Die Lage in Deutschland Die Zahl der Wohnungslosen soll hier voraussichtlich erstmals im Januar 2022 offiziell erfasst werden. Gezählt werden aber nur Wohnungslose in Notunterkünften. Eine Gesamtschätzung liefert jedes Jahr die Bundesarbeitsgemeinschaft Wohnungslosenhilfe. Demnach waren 2018 etwa 678.000 Menschen wohnungslos – fast dreimal so viele wie 2008. Rund 41 000 schliefen im Freien. Niedrigere Zahlen veröffentlichte die Gesellschaft für innovative Sozialforschung und Sozialplanung in Bremen: Sie kam im Mai 2018 auf 313.000 bis 337.000 Menschen ohne Wohnung. Allerdings wurden nur Menschen gezählt, die Hilfen vom Staat in Anspruch nahmen. Für ein vollständigeres Bild sollen die nächtlichen Obdachlosenzählungen sorgen. So haben in einer Januarnacht dieses Jahres in Berlin gut 2700 Freiwillige alle gezählt, die in öffentlichen Einrichtungen oder auf der Straße schliefen. Sie fanden 1976 Personen, die tatsächliche Zahl dürfte weit höher liegen. Als man in Hamburg 2018 eine ähnliche Zählung durchgeführt hatte, fand man 1910 Obdachlose – fast doppelt so viele wie neun Jahre zuvor. Und das ist auch die Gemeinsamkeit aller Statistiken: Die Zahlen steigen.

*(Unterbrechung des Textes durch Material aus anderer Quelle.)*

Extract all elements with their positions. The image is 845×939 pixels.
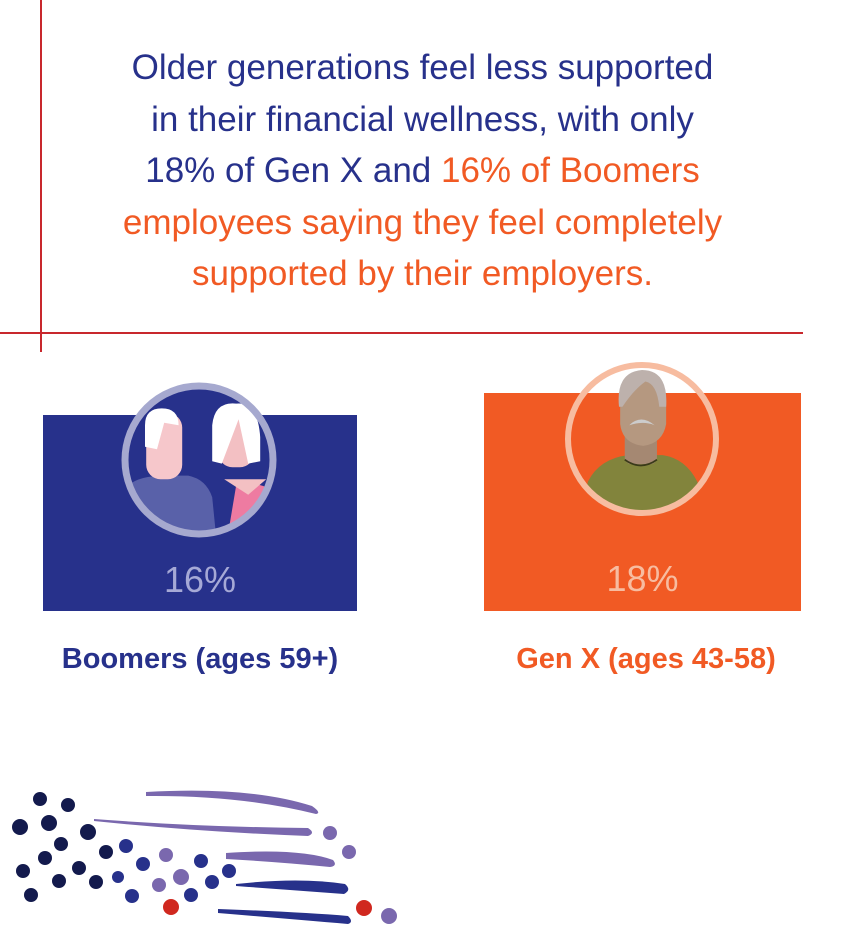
boomers label: Boomers (ages 59+) (62, 643, 338, 675)
title: 18% of Gen X and 16% of Boomers (145, 151, 700, 190)
panel: gen x (484, 362, 801, 611)
horizontal red line (0, 332, 803, 334)
gen x box (484, 393, 801, 611)
title: in their financial wellness, with only (151, 100, 694, 138)
panel: boomers (43, 382, 357, 611)
title: Older generations feel less supported (132, 48, 713, 87)
decoration: dots and streaks (12, 790, 397, 924)
icon: boomers couple (122, 382, 276, 538)
icon: gen x man (565, 362, 719, 516)
gen x percentage: 18% (606, 558, 679, 599)
title (123, 48, 722, 293)
boomers percentage: 16% (164, 559, 236, 600)
title: supported by their employers. (192, 254, 653, 293)
vertical red line (40, 0, 42, 352)
gen x label: Gen X (ages 43-58) (516, 643, 776, 675)
title: employees saying they feel completely (123, 202, 722, 242)
boomers box (43, 415, 357, 611)
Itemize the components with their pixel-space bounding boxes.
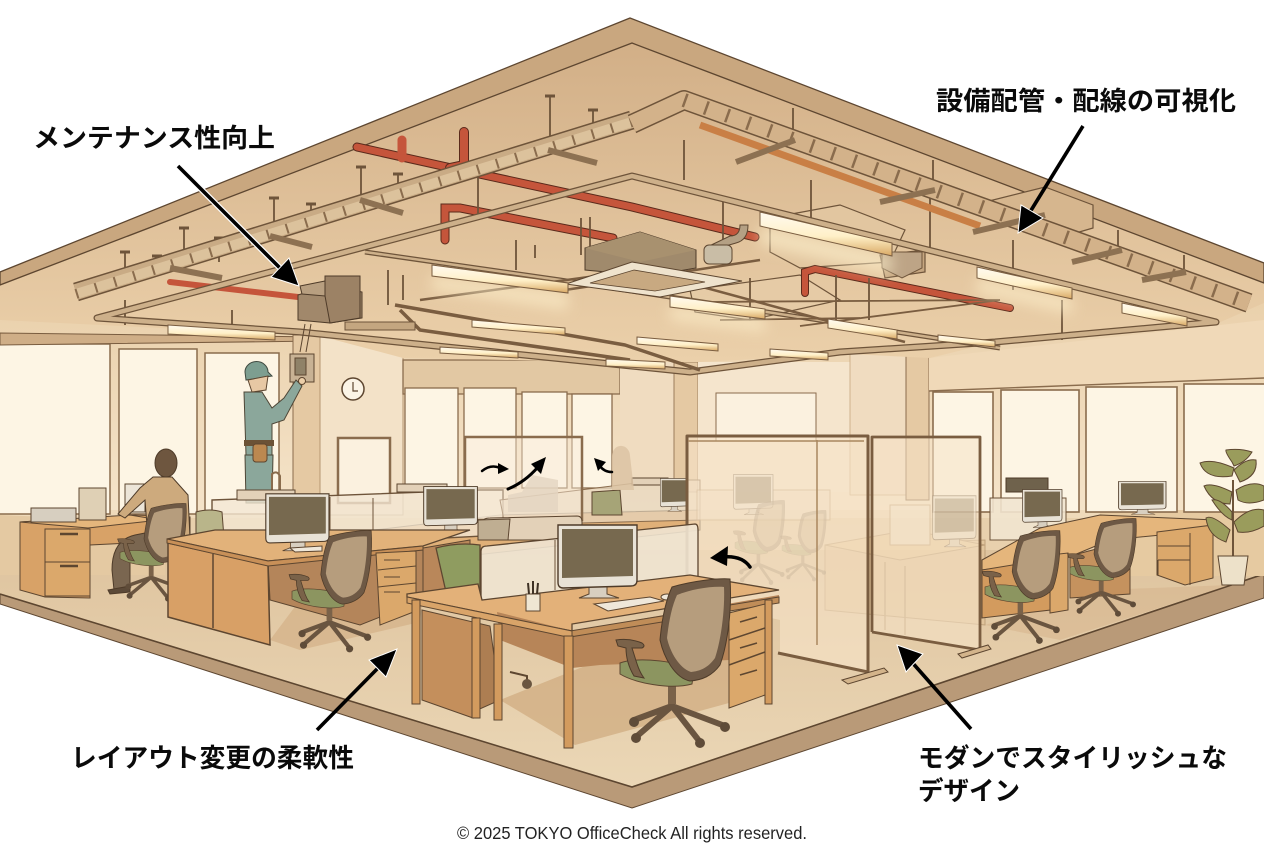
ceiling light glow [432, 225, 1072, 332]
glass partition panels [687, 436, 991, 684]
small layout arrows [482, 457, 750, 567]
pipe: left run [170, 282, 298, 297]
cable tray: right [632, 100, 1249, 303]
callout arrow: visible piping [1018, 126, 1083, 233]
arrow: up right [508, 457, 546, 489]
keyboard [290, 546, 322, 552]
rear desk tops [375, 510, 700, 560]
monitor on left desk [266, 494, 329, 551]
glass partition far [465, 437, 582, 520]
wall beam [0, 333, 320, 345]
middle row desks [167, 437, 700, 645]
walls [0, 283, 1264, 576]
keyboard and mouse [594, 597, 664, 611]
arrow: curved left [710, 546, 750, 567]
arrow: up left [594, 458, 612, 472]
junction box [298, 276, 415, 352]
rear partition [481, 524, 698, 615]
right windows [933, 384, 1264, 512]
pipe: upper run [357, 132, 755, 237]
foreground desk [407, 524, 779, 748]
cable tray: left [76, 120, 632, 294]
panel: right glass [872, 437, 980, 650]
callout arrow: maintenance [178, 166, 299, 286]
desk [20, 515, 190, 598]
left desk chair [289, 531, 372, 652]
right wall upper [929, 320, 1264, 391]
back windows [403, 360, 620, 488]
duct boxes [690, 187, 1093, 320]
ceiling hanger rods [125, 96, 1184, 340]
floor shadows [500, 640, 770, 745]
footer copyright: © 2025 TOKYO OfficeCheck All rights reserved. [457, 823, 807, 843]
right pedestal [729, 604, 765, 708]
panel: left glass [688, 436, 868, 672]
right office chairs [1068, 518, 1136, 617]
hanging frame [97, 176, 1216, 372]
left pedestal [422, 610, 473, 718]
label: layout flexibility: レイアウト変更の柔軟性 [71, 743, 354, 773]
callout arrow: design [897, 645, 971, 729]
legs [412, 600, 772, 748]
rear glass partitions [212, 490, 503, 550]
floor slab [0, 500, 1264, 808]
green chair [436, 544, 480, 592]
ceiling lights [168, 212, 1187, 369]
back-left workstation with seated person [20, 449, 190, 598]
clock [342, 378, 364, 400]
column left [293, 335, 320, 515]
right workstations [982, 478, 1215, 618]
foreground chair [616, 579, 731, 748]
seated person chair [118, 503, 186, 602]
pipe: right run [805, 269, 1010, 308]
far monitors [660, 478, 688, 511]
callout arrow: layout flexibility [317, 649, 397, 730]
window band: left [0, 344, 279, 514]
rear partition centre [482, 516, 582, 540]
label: visible piping: 設備配管・配線の可視化 [936, 86, 1236, 116]
label: stylish design: モダンでスタイリッシュな [918, 743, 1227, 773]
far desks right of centre [500, 480, 700, 525]
person [112, 530, 160, 590]
ceiling [0, 18, 1264, 362]
ceiling cassette AC [566, 225, 922, 297]
arrow: small right [482, 463, 509, 474]
caster [510, 672, 527, 682]
worker on ladder [244, 354, 314, 503]
label: maintenance: メンテナンス性向上 [33, 123, 275, 153]
glass partition behind scene content [697, 475, 985, 635]
door frame [338, 438, 390, 503]
pipe: middle run [445, 208, 613, 240]
red pipes [170, 132, 1010, 308]
pencil cup [526, 594, 540, 611]
main monitor [558, 525, 637, 598]
pedestal [376, 551, 416, 625]
desk top [407, 575, 779, 631]
label: stylish design: デザイン [918, 776, 1020, 806]
left desk [167, 530, 470, 561]
desk modesty [497, 595, 779, 668]
plant [1200, 449, 1264, 585]
faint desks behind panels [825, 540, 985, 625]
whiteboard [716, 393, 816, 441]
printer and files [31, 508, 76, 522]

Housing First Seinen Ursprung hat der Ansatz im New York der frühen Neunzigerjahre. Dort entwickelte Sam Tsemberis als Direktor der Organisation Pathways to Housing eine Methode, um Wohnungslosen zu helfen, die zusätzlich mit psychischen Krankheiten oder Suchterkrankungen zu kämpfen hatten. Die Idee, ihnen erst einen sicheren Wohnraum mit intensiver Betreuung zu geben, um dann die anderen Probleme anzugehen, entlehnte er dem Ansatz des unterstützten Wohnens aus der Psychiatrie.

Sterblichkeit
Da es auch zu Kältetoten keine offiziellen Statistiken gibt, trägt die Bundesarbeitsgemeinschaft Wohnungslosenhilfe Zeitungsmeldungen aus dem ganzen Land zusammen: Im Winter 2018/19 sind demnach mindestens zwölf Menschen in Deutschland erfroren. Die tatsächliche Zahl liegt deutlich darüber. Wer auf den Straßen Europas schläft, stirbt im Schnitt 30 Jahre früher als Menschen mit einer Bleibe.
Keiner will sie
Auf dem freien Wohnungsmarkt haben Obdachlose keine Chance. Selbst die meisten Sozialwohnungsunternehmen wollen hierzulande von ihren Mietern eine Schufa-Auskunft sehen. Wie die bei jemandem aussieht, der auf der Parkbank schläft und dessen Besitz in einen Rucksack passt, kann man sich vorstellen. Auch viele soziale Träger vermieten lieber an Krankenschwestern und Busfahrerinnen als an Leute von der Straße.

Ein Menschenrecht
Das „right to housing“ ist bereits in der Allgemeinen Erklärung der Menschenrechte von 1948 festgeschrieben, und auch in Deutschland sind Zuschüsse für angemessenes Wohnen prinzipiell einklagbar. Ins Grundgesetz hat es das Wohnen aber nie geschafft. Mit dem Versuch, den Anspruch darauf in die Verfassung aufzunehmen, ist zuletzt 2017 die Partei Die Linke gescheitert.

Bedarf in Deutschland
In Deutschland gibt es im Jahr 2020 knapp 1,2 Millionen So-zialwohnungen, 1990 waren es noch 2,9 Millionen. Insgesamt fehlen mehr als eine Million bezahlbare Wohnungen, und der Bestand schrumpft weiter. Laut der European Federation of National Organisations Working with the Homeless geben arme Haushalte in Deutschland knapp die Hälfte ihres Ein-kommens für die Miete aus. Im europäischen Vergleich ist die Lage nur in Griechenland und Bulgarien prekärer.